DIAGNOSTICO DA TUBERCULOSE
• O diagnóstico da tuberculose é estabelecido
com o encontro Inicial dos bacilos álcool-
acidorresistentes (BAAR) em materiais
biológicos seguido pela cultura destes com a
identificação da micobactéria. Qualquer
material biológico deve ser cultivado e o
encontro de BAAR não é diagnóstico definitivo
da doença, pois outras micobactérias, outras
bactérias e artefatos podem ser BAAR.
DIAGNOSTICO DA TUBERCULOSE
• Escarro de expectoração
• A amostra qualitativamente melhor para a
pesquisa de BAAR é aquela que provém da árvore
traqueobrônquica e obtida após o esforço de
tosse.
• O material coletado por aspiração de secreções
nasais ou de esfregaço de faringe não é
adequado para o exame.
• Duas a três amostras devem ser coletadas
preferencialmente de manhã, ao acordar.
DIAGNOSTICO DA TUBERCULOSE
• Expectoração induzida. O material é coletado com o
auxílio de inalação de solução salina hipertônica,
aerossolizada, que irrita as mucosas e induz a tosse .
• O sucesso do isolamento de micobactérias dos diversos
materiais começa com a coleta e encaminhamento ao
laboratório. Preferencialmente, os espécimes devem
ser coletados antes do início do tratamento. Todos os
materiais devem ser enviados o mais rápido possível ao
laboratório para serem processados. Se o transporte
imediato não for possível, o material deve ser
refrigerado por até 24 h. Atrasos no processamento
desses materiais poderá levar a resultados de cultura
falsonegativos e aumento da contaminação bacteriana.
DIAGNOSTICO DA TUBERCULOSE
#BACILOSCOPIA
-Permite quantificar o numero de bacilos presentes na amostra clinica.
-é o teste inicial que deve ser feito para o diagnostico da tuberculose, embora
seja menos sensível que a cultura.
-a coloração de Ziehl-Neelsen é a mais utilizada.
-Nessa tecnica, os BAAR coram-se em vermelho pela fucsina, em contraste
com uma coloração de fundo azul de metileno.
-Um minímo de 5 x 1000 organismos/ml de escarro são necessarios para uma
baciloscopia positiva, cujo resultado é expresso quantitativamente da
seguinte maneira:
*( - ) Não encontrado BAAR em 100 campos observados
*(+)Menos de um BAAR por campo em 100 campos observados
*(++)De 1 a 10 BAAR por campo em 50 campos observados
*( +++) Mais de 10 BAAR por campo em 20 campos observados.
• Na interpretação de uma baciloscopia positiva deve ser considerado que
outros organismos, além das micobactérias, podem ser parcialmente
acidorresistentes como, por exemplo, Nocardia sp, Legionella micdadei e
Rhodococcus sp.
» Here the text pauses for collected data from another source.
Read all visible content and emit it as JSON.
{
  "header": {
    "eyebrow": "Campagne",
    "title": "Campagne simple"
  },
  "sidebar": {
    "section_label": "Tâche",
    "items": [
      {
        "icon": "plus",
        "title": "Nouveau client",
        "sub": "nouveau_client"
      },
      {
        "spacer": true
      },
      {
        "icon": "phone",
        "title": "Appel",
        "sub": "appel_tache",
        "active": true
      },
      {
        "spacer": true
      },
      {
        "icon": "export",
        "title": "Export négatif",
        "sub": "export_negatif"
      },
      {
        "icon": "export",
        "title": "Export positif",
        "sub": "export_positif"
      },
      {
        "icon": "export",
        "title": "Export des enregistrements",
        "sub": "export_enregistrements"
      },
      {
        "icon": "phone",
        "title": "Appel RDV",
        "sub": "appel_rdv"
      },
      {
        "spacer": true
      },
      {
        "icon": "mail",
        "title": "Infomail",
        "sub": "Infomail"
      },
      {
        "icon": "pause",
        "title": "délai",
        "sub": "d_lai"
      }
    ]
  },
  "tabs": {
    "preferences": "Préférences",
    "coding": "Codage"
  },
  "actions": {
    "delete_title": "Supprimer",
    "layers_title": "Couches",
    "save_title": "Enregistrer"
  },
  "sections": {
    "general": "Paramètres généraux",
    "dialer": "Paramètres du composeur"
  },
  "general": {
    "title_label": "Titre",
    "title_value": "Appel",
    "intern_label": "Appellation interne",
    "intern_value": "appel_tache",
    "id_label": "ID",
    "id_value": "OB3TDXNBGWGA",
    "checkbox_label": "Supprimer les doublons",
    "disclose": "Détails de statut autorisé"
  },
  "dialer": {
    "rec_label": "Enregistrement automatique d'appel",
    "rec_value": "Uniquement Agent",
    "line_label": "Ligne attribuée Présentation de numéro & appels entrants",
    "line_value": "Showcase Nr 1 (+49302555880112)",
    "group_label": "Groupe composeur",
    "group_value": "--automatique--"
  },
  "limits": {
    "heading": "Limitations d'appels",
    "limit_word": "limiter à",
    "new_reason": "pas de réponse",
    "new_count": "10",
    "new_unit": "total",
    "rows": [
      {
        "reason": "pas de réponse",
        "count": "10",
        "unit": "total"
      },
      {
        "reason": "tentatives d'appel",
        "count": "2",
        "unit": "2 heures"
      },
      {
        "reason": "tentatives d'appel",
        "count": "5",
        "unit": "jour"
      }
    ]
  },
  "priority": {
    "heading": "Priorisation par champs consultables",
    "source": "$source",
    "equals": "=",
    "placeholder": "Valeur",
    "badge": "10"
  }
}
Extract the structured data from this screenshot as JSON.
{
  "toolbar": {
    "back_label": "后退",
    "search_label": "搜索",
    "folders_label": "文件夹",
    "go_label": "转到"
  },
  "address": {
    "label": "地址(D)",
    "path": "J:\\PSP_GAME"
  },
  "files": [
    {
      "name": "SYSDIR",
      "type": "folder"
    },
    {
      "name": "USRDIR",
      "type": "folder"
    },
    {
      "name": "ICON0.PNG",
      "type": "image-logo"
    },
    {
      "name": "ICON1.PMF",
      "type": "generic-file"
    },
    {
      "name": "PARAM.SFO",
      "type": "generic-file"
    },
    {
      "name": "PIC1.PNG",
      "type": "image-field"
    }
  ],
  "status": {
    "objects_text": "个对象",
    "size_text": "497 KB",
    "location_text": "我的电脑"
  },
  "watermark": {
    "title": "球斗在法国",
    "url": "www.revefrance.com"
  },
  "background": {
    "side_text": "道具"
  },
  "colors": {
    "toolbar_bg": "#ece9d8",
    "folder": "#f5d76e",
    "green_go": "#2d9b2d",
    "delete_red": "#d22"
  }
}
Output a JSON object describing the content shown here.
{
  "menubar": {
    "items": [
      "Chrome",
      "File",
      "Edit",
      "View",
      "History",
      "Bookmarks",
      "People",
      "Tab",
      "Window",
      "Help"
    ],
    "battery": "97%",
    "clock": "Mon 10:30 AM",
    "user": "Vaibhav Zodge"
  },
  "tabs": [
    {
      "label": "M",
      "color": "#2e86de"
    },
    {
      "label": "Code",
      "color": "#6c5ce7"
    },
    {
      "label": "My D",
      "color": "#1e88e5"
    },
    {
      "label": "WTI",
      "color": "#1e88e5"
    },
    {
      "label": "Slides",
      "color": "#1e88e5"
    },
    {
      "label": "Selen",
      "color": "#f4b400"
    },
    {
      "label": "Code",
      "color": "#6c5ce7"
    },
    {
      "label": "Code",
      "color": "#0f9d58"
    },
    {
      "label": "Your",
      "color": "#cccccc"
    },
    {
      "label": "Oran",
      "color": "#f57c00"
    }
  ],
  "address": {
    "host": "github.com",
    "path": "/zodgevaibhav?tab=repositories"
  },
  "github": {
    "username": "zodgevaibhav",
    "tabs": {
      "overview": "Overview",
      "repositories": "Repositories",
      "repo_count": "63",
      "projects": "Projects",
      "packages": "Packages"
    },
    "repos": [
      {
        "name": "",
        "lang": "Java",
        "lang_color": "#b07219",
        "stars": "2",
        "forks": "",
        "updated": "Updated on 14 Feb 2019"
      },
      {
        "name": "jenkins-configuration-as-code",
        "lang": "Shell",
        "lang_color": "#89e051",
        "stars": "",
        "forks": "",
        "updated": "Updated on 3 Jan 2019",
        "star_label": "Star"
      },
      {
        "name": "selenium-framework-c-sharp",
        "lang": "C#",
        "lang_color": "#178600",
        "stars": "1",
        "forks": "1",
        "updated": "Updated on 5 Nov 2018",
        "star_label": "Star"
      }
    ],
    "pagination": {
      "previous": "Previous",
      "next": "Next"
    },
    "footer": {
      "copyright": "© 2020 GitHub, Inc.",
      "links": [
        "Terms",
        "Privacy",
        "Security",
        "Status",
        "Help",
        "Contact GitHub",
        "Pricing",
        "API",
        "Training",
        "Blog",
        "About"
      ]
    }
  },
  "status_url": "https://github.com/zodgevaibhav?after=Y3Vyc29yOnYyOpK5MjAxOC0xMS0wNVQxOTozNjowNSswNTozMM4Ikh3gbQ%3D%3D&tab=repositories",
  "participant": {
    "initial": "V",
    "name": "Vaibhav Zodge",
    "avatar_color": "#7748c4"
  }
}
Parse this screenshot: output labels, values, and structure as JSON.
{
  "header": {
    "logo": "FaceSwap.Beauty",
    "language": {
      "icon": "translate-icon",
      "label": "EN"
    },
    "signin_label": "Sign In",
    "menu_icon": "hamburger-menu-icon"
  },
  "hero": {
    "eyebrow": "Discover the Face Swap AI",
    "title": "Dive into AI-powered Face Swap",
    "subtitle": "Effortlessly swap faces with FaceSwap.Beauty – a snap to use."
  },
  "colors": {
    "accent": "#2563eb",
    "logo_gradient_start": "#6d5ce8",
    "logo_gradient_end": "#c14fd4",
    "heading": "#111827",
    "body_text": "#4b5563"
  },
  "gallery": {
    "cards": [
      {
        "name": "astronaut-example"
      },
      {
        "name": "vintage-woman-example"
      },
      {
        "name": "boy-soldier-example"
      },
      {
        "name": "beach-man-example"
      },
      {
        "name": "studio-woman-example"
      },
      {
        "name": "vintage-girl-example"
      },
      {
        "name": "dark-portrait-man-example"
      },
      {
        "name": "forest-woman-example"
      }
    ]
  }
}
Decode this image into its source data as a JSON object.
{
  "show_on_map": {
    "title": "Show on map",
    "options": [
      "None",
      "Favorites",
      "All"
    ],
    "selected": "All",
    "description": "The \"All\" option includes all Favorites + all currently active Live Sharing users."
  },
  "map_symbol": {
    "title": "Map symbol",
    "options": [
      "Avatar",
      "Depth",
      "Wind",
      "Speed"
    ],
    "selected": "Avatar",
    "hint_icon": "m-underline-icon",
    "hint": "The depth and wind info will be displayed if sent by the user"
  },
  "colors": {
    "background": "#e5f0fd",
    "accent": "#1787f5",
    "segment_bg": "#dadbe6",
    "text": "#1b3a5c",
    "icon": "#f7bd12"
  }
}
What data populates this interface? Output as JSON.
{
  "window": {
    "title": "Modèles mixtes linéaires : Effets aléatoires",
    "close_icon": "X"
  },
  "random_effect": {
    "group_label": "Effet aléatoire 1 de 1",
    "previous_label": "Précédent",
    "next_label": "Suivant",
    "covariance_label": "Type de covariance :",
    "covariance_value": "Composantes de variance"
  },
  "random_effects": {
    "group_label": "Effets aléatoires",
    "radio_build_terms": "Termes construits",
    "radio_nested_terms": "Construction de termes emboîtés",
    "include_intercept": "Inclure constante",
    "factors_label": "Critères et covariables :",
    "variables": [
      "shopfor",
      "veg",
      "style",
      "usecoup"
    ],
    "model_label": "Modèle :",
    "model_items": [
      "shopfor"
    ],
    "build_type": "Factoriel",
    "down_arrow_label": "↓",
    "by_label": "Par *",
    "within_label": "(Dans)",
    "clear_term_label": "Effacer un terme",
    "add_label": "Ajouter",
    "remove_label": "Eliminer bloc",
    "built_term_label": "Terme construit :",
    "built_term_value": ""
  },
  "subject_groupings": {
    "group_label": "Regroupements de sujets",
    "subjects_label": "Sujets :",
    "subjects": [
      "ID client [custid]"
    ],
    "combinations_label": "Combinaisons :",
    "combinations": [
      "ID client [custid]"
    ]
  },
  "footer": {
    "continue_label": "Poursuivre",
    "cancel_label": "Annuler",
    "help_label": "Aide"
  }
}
A coleta de três amostras, em dias consecutivos, aumenta
a sensibilidade do método.
DIAGNOSTICO DA TUBERCULOSE
#Cultura:
*O isolamento do bacilo da tuberculose pela cultura permanece como
diagnostico definitivo da doença.
*As amostras clinicas apresentam frequentemente bacterias contaminantes
de rapido crescimento, que podem interferir no isolamento de M.
tuberculosis.
*Dessa forma, o escarro e outras amostras clinicas devem ser previamente
tratados com agentes quimicos para a remoçao dos contaminantes.
*Após esse tratamento, o material é cultivado em meio de cultura sólido
seletivo, como o Lowenstein-Jensen (LJ) e incubado a 37 graus por 8
semanas.
*Uma atmosfera de 10% de CO2 estimula o crescimento do bacilo da
tuberculose.
*As amostras de escarro com baciloscopia positiva mostram crescimento em
cerca de 2 a 3 semanas enquanto as negativas e provenientes de outros
materiais que não o escarro tornam-se positivas após 6 a 8 semanas.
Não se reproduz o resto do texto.